There are several approaches to Quantum Mechanics, called pictures. All of them come up with the same results; they only differ in their internal organization. The most commonly taught elementary form is the Schrodinger Picture, devised by Erwin Schrodinger. It is so dominant that the others are not typically taught below the graduate level. But what's the difference?
First, let's consider the various things that go into an expression in quantum mechanics.
- You have a state of interest. This is represented by a vector.
- You have an observable quantity of interest. For example, the momentum. This is represented by a linear operator acting on the vector.

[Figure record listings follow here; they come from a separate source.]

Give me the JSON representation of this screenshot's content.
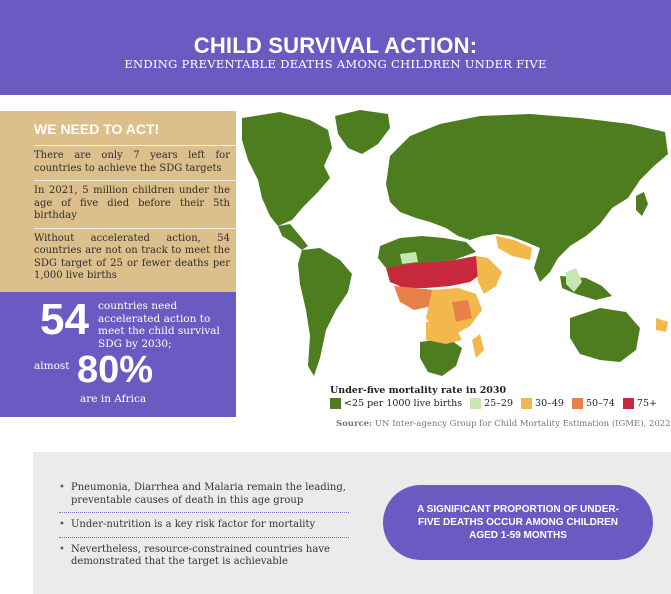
{
  "header": {
    "title": "CHILD SURVIVAL ACTION:",
    "subtitle": "ENDING PREVENTABLE DEATHS AMONG CHILDREN UNDER FIVE"
  },
  "need_to_act": {
    "title": "WE NEED TO ACT!",
    "items": [
      "There are only 7 years left for countries to achieve the SDG targets",
      "In 2021, 5 million children under the age of five died before their 5th birthday",
      "Without accelerated action, 54 countries are not on track to meet the SDG target of 25 or fewer deaths per 1,000 live births"
    ]
  },
  "stats": {
    "countries_number": "54",
    "countries_text": "countries need accelerated action to meet the child survival SDG by 2030;",
    "almost_label": "almost",
    "percent": "80%",
    "africa_text": "are in Africa"
  },
  "map": {
    "legend_title": "Under-five mortality rate in 2030",
    "legend": [
      {
        "label": "<25 per 1000 live births",
        "color": "#4e7d1f"
      },
      {
        "label": "25–29",
        "color": "#c7e6b3"
      },
      {
        "label": "30–49",
        "color": "#f2b84b"
      },
      {
        "label": "50–74",
        "color": "#e8804a"
      },
      {
        "label": "75+",
        "color": "#c8283c"
      }
    ],
    "source_label": "Source:",
    "source_text": "UN Inter-agency Group for Child Mortality Estimation (IGME), 2022"
  },
  "bottom": {
    "bullets": [
      "Pneumonia, Diarrhea and Malaria remain the leading, preventable causes of death in this age group",
      "Under-nutrition is a key risk factor for mortality",
      "Nevertheless, resource-constrained countries have demonstrated that the target is achievable"
    ],
    "callout": "A SIGNIFICANT PROPORTION OF UNDER-FIVE DEATHS OCCUR AMONG CHILDREN AGED 1-59 MONTHS"
  }
}
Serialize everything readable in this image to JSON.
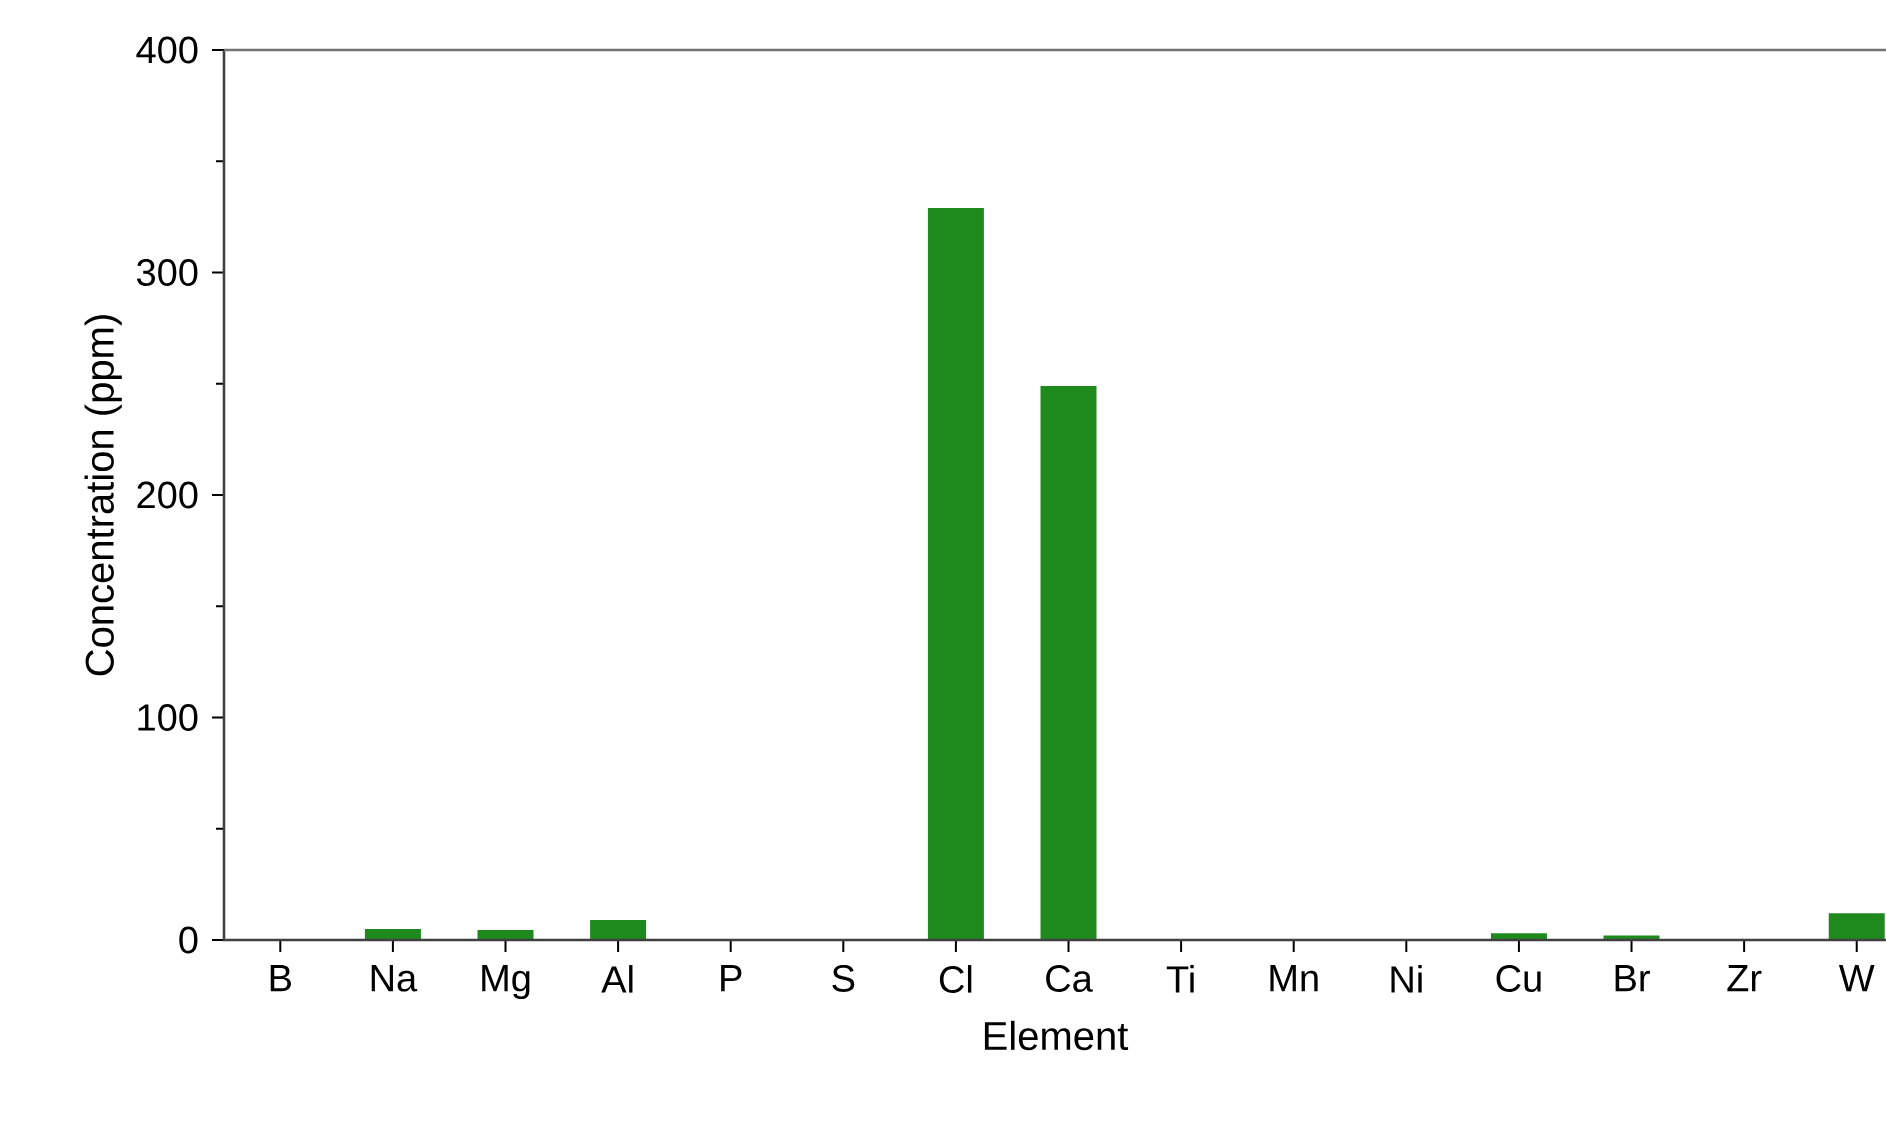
{
  "chart_data": {
    "type": "bar",
    "xlabel": "Element",
    "ylabel": "Concentration (ppm)",
    "categories": [
      "B",
      "Na",
      "Mg",
      "Al",
      "P",
      "S",
      "Cl",
      "Ca",
      "Ti",
      "Mn",
      "Ni",
      "Cu",
      "Br",
      "Zr",
      "W"
    ],
    "values": [
      0,
      5,
      4.5,
      9,
      0,
      0,
      329,
      249,
      0,
      0,
      0,
      3,
      2,
      0,
      12
    ],
    "color": "#1e8a1e",
    "ylim": [
      0,
      400
    ],
    "yticks": [
      0,
      100,
      200,
      300,
      400
    ]
  }
}
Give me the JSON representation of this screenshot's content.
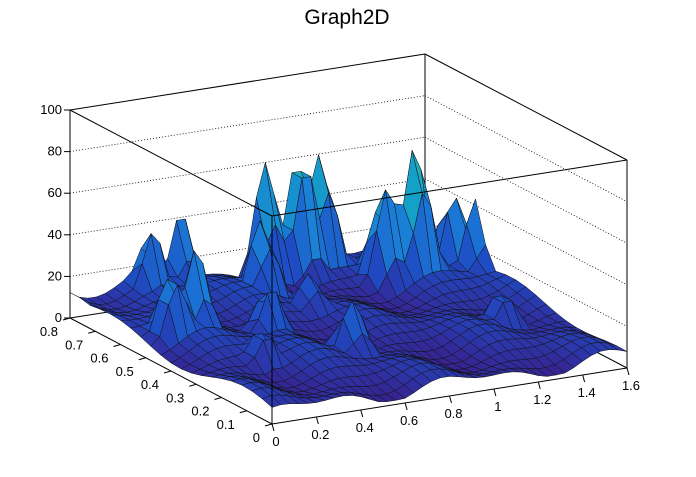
{
  "chart_data": {
    "type": "surface",
    "title": "Graph2D",
    "xlabel": "",
    "ylabel": "",
    "zlabel": "",
    "x_axis": {
      "range": [
        0,
        1.6
      ],
      "ticks": [
        "0",
        "0.2",
        "0.4",
        "0.6",
        "0.8",
        "1",
        "1.2",
        "1.4",
        "1.6"
      ]
    },
    "y_axis": {
      "range": [
        0,
        0.8
      ],
      "ticks": [
        "0",
        "0.1",
        "0.2",
        "0.3",
        "0.4",
        "0.5",
        "0.6",
        "0.7",
        "0.8"
      ]
    },
    "z_axis": {
      "range": [
        0,
        100
      ],
      "ticks": [
        "0",
        "20",
        "40",
        "60",
        "80",
        "100"
      ]
    },
    "grid": true,
    "colormap": [
      "#3a1d8a",
      "#1e4cc4",
      "#1a7ed8",
      "#14a6c4",
      "#3cbc96",
      "#a4c25a",
      "#f0c832"
    ],
    "peaks": [
      {
        "x": 0.33,
        "y": 0.77,
        "z": 38
      },
      {
        "x": 0.5,
        "y": 0.8,
        "z": 40
      },
      {
        "x": 0.72,
        "y": 0.67,
        "z": 42
      },
      {
        "x": 0.88,
        "y": 0.8,
        "z": 58
      },
      {
        "x": 1.02,
        "y": 0.78,
        "z": 65
      },
      {
        "x": 1.12,
        "y": 0.79,
        "z": 60
      },
      {
        "x": 1.25,
        "y": 0.65,
        "z": 52
      },
      {
        "x": 1.37,
        "y": 0.63,
        "z": 70
      },
      {
        "x": 1.6,
        "y": 0.6,
        "z": 41
      },
      {
        "x": 0.12,
        "y": 0.5,
        "z": 38
      },
      {
        "x": 0.25,
        "y": 0.52,
        "z": 45
      },
      {
        "x": 0.5,
        "y": 0.45,
        "z": 28
      },
      {
        "x": 0.8,
        "y": 0.55,
        "z": 22
      },
      {
        "x": 1.55,
        "y": 0.65,
        "z": 42
      },
      {
        "x": 0.3,
        "y": 0.3,
        "z": 20
      },
      {
        "x": 0.68,
        "y": 0.28,
        "z": 28
      },
      {
        "x": 1.38,
        "y": 0.3,
        "z": 20
      },
      {
        "x": 0.0,
        "y": 0.78,
        "z": 12
      }
    ],
    "baseline": 6
  }
}
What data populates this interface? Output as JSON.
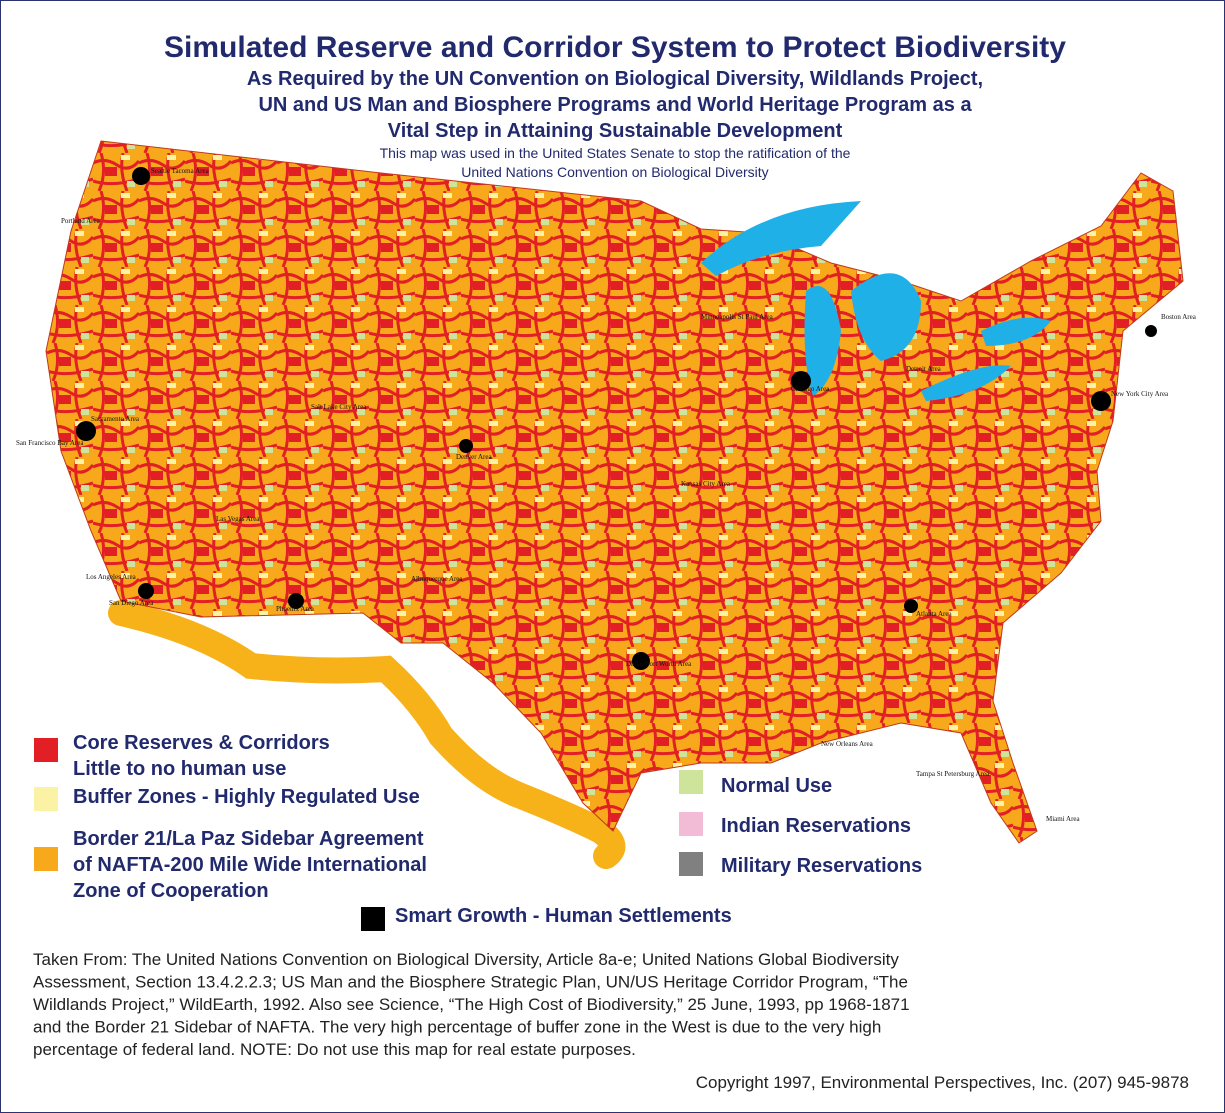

- You have time dependence.
The pictures differ in where the time dependence goes.
Looked at from a straightforward point of view, it is obviously the state of the particle which varies in time. The way of getting the momentum out of the state does not vary in time -- the definition of momentum hasn't changed in time, certainly! This is the Schrodinger Picture, and it is fine for many purposes.
But that's not the only possibility. In classical mechanics, most commonly you express the state simply as the set of functions of the observable characteristics as a function of time. For example, you can give the center of mass position in each dimension as a function of time, x(t), y(t), z(t). Other observables such as the momentum or angular momentum can be given their own functions, and there are relationships between them.
From this point of view, it is most natural to consider the observable characteristics as what vary in time. So you put the time dependence in the linear operators and use the state as an initial condition. This is the Heisenberg Picture.
But that's not all! In Quantum Mechanics, there is a lot of trivial time dependence. If the potential is constant in time (i.e. the system is not pushed on from outside) then the way to find out the behavior of the system is to identify all of the states with definite energy (called energy eigenstates*). If you use these states as the basis for your state, then letting time advance is very simple: just let the complex phase of each component advance at the rate of E/ℏ. This is very simple to execute once you have the solution.
Now suppose the potential is not constant in time, but rather has one component which stays the same and one component which varies. No longer is the time dependence just that simple spinning**. However, the simple spinning does comprise a large fraction of the time dependence, if the time varying part is small. The Interaction Picture separates the trivial time dependence from the nontrivial time dependence, by hiding the trivial time dependence in the observables, and putting the more complicated time dependence in the state.
Note that the Interaction Picture itself is not an approximation. It is technically applicable in every situation. However, it is most useful when the perturbation is small. In that case, the Interaction Picture simplifies the task of making the appropriate approximation. See Path Integral.
There are other more esoteric pictures of quantum mechanics. Those of you who know of them, feel free to add them!
One interesting side-note, though, is that when one attempts to incorporate relativity, thus yielding Quantum Field Theory, the Schrodinger picture becomes impractical, because does not treat time and space on the same footing.
unperson notes: since evolution in quantum mechanics is unitary, you can just think of it as a rotation (or the generalization there of, anyway). The difference between the Schroedinger and Heisenberg pictures is nothing but the difference between an active transformation and a passive transformation.
* see eigenvector for some clarification on why they would be called this. Keep in mind that the Energy is found by applying the Hamiltonian, a linear operator (a.k.a. matrix), to the state vector.
** This is not the same thing as spin, as in fermions or bosons.